Si vous choisissez un nouveau matériau pour une nouvelle pièce, assurez-vous que votre fournisseur le propose dans le format dont vous avez besoin (barre, plaque, tube, tôle) avant de l'intégrer définitivement à votre conception. Les matériaux spéciaux commandés sur mesure allongent les délais de livraison et augmentent les coûts.
Foire aux questions
Quel est le matériau le plus couramment utilisé pour l'usinage CNC ?
L'aluminium 6061-T6 est, en volume, le matériau le plus couramment utilisé pour l'usinage CNC dans la plupart des ateliers de sous-traitance. Il allie une excellente usinabilité, une bonne résistance mécanique (limite d'élasticité d'environ 276 MPa), une bonne résistance à la corrosion, une faible masse et la possibilité d'être anodisé, le tout à un coût raisonnable. Il constitue le point de départ par défaut pour une grande partie des pièces usinées.
Comment choisir entre l'aluminium et l'acier ?
Optez pour l'aluminium lorsque le poids est un facteur déterminant, lorsqu'une résistance à la corrosion dans des environnements courants est requise sans revêtement supplémentaire, et lorsque le coût d'usinage est un critère important — l'aluminium s'usine trois à quatre fois plus rapidement que l'acier. Optez pour l’acier ou l’inox lorsqu’une résistance ou une dureté supérieure est requise, lorsque la pièce est soumise à une usure ou à des chocs importants, ou lorsque la température d’utilisation dépasse la plage de service pratique de l’aluminium, qui est d’environ 150 degrés Celsius.
Quel est le matériau le plus résistant à la corrosion ?

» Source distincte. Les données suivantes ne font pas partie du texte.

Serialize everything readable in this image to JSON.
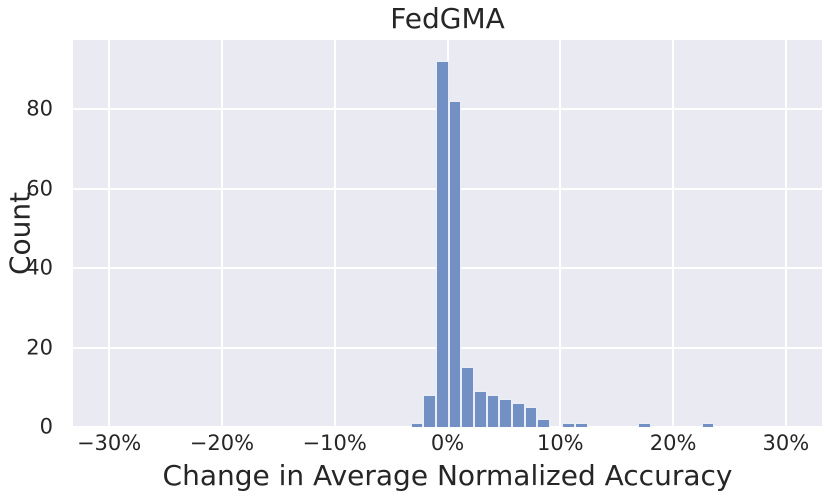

L'acier inoxydable 316 offre la meilleure résistance à la corrosion parmi les métaux couramment usinés, en particulier dans les environnements marins et riches en chlorure, où le 304 est sensible à la corrosion par piqûres. L'aluminium anodisé 6061 présente de bonnes performances dans les environnements atmosphériques et chimiques modérés. Pour les applications chimiques extrêmes, le PEEK et d'autres plastiques techniques surpassent souvent largement les métaux. Le choix optimal dépend toujours de l'environnement corrosif spécifique.
Dans quels cas le titane justifie-t-il son coût d'usinage ?
Lorsque l'application nécessite véritablement cette combinaison spécifique de propriétés : un rapport résistance/poids élevé et une biocompatibilité pour les implants orthopédiques et dentaires ; un rapport résistance/poids élevé et une résistance à la corrosion pour les pièces structurelles aérospatiales où l'aluminium n'offre pas la résistance requise ; ou encore une résistance à la corrosion dans des environnements agressifs où l'acier inoxydable est trop lourd. Pour les pièces qui ne nécessitent qu’une résistance à la corrosion, l’inox 316 est nettement moins coûteux à usiner. Pour les pièces qui ne nécessitent qu’une faible masse, l’aluminium 7075 offre une résistance suffisante pour la plupart des applications, à un coût d’usinage bien inférieur à celui du titane.